RNA-directed cell-free translation
hag′–′gfp and ycbK′–′gfp transcripts were synthesized using the MEGAscript kit. A CsrA-deficient B. subtilis S-30 extract was prepared by following published procedures (Chambliss et al., 1983; Yakhnin et al., 2004). Cell-free translation reactions were carried out by modifying published procedures (Du and Babitzke, 1998; Yakhnin et al., 2004). The S-30 extract was incubated with RNase-free DNase I for 15 min at 37°C to remove chromosomal DNA and to allow time for endogenous mRNA to be degraded by cellular RNases. Reaction mixtures (24 μl) contained 60 mM Tris-HEPES (pH 7.5), 60 mM NH4Cl, 15 mM MgCl2, 12 mM KCl, 0.5 mM EGTA, 5 mM DTT, 2 mM ATP, 0.6 mM GTP, 0.08 mM calcium folinate, 4 µg ml−1 aprotinin, 4 µg ml−1 leupeptin, 4 µg ml−1 pepstatin A, 4 μl of S-30 extract (12 mg of total protein), 800 U ml−1 DNase I, 500 U ml−1 RNasin, 10 mM phosphoenolpyruvate, 35 U ml−1 pyruvate kinase, 0.4 mg ml−1E. coli tRNA, 0.04 μg ml−1 mRNA, 10 μCi of [35S]-methionine, 5 mM potassium glutamate, 5 mM glutamine, and 0.1 mM of each of the other amino acids. Reaction mixtures were incubated for 30 min at 37°C and terminated by adding 6 μl of stop buffer (125 mM Tris-HCl, pH 6.8, 5% SDS, 25% glycerol, 2% 2-mercaptoethanol and 12.5 mg ml−1 bromophenol blue). Aliquots (10 μl) were heated at 95°C for 5 min and proteins were analysed by 14% SDS-PAGE. Radiolabelled bands were visualized by phosphorimagery.

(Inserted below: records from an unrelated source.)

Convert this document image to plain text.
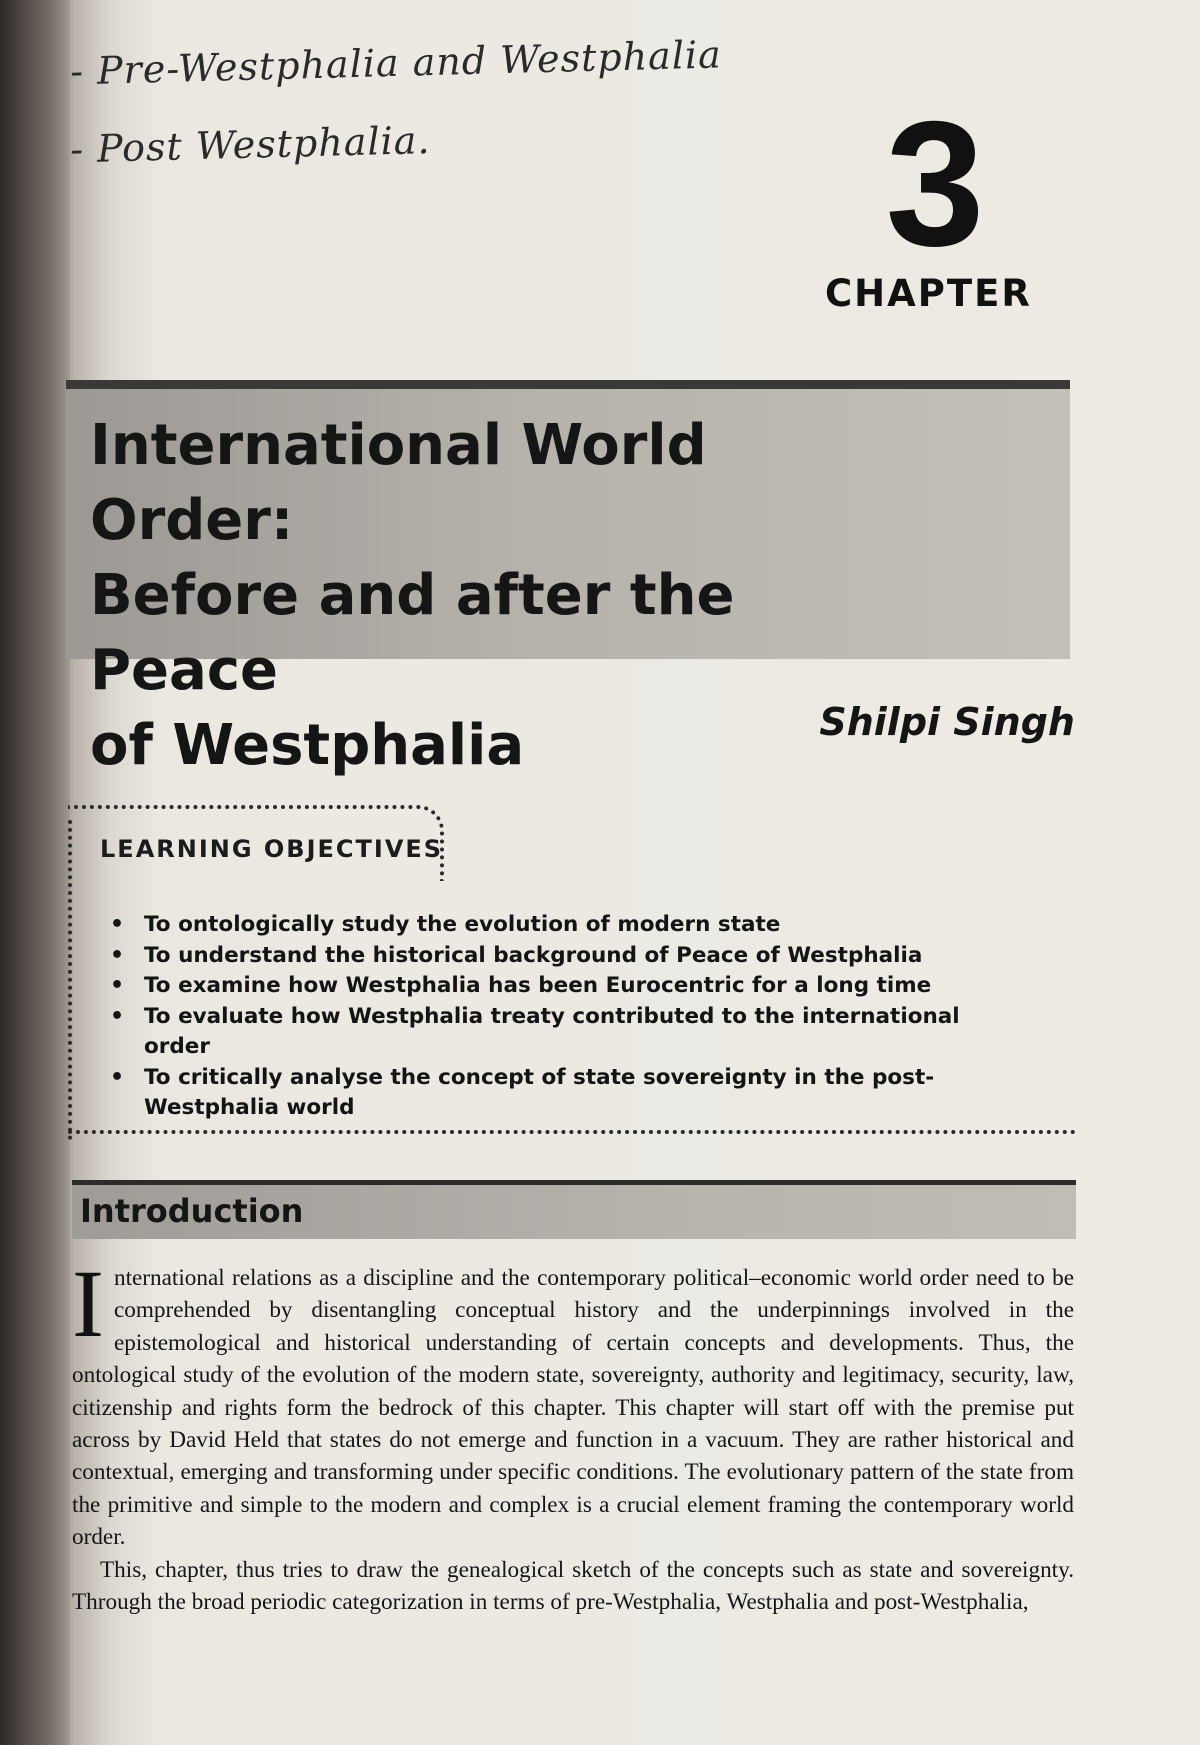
- Pre-Westphalia and Westphalia
- Post Westphalia.	3
CHAPTER
International World Order:
Before and after the Peace
of Westphalia	Shilpi Singh
LEARNING OBJECTIVES
• To ontologically study the evolution of modern state
• To understand the historical background of Peace of Westphalia
• To examine how Westphalia has been Eurocentric for a long time
• To evaluate how Westphalia treaty contributed to the international order
• To critically analyse the concept of state sovereignty in the post-Westphalia world
Introduction

International relations as a discipline and the contemporary political–economic world order need to be comprehended by disentangling conceptual history and the underpinnings involved in the epistemological and historical understanding of certain concepts and developments. Thus, the ontological study of the evolution of the modern state, sovereignty, authority and legitimacy, security, law, citizenship and rights form the bedrock of this chapter. This chapter will start off with the premise put across by David Held that states do not emerge and function in a vacuum. They are rather historical and contextual, emerging and transforming under specific conditions. The evolutionary pattern of the state from the primitive and simple to the modern and complex is a crucial element framing the contemporary world order.

This, chapter, thus tries to draw the genealogical sketch of the concepts such as state and sovereignty. Through the broad periodic categorization in terms of pre-Westphalia, Westphalia and post-Westphalia,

The authors thank Michael Chamberlin for plasmid pMG601, as well as Carla Fisher and Matthew Meyer for technical assistance. N-terminal sequencing of Hag was performed at The Pennsylvania State University College of Medicine macromolecular core facility in Hershey, PA. This work was supported by Grants GM52840 and GM59969 from the National Institutes of Health.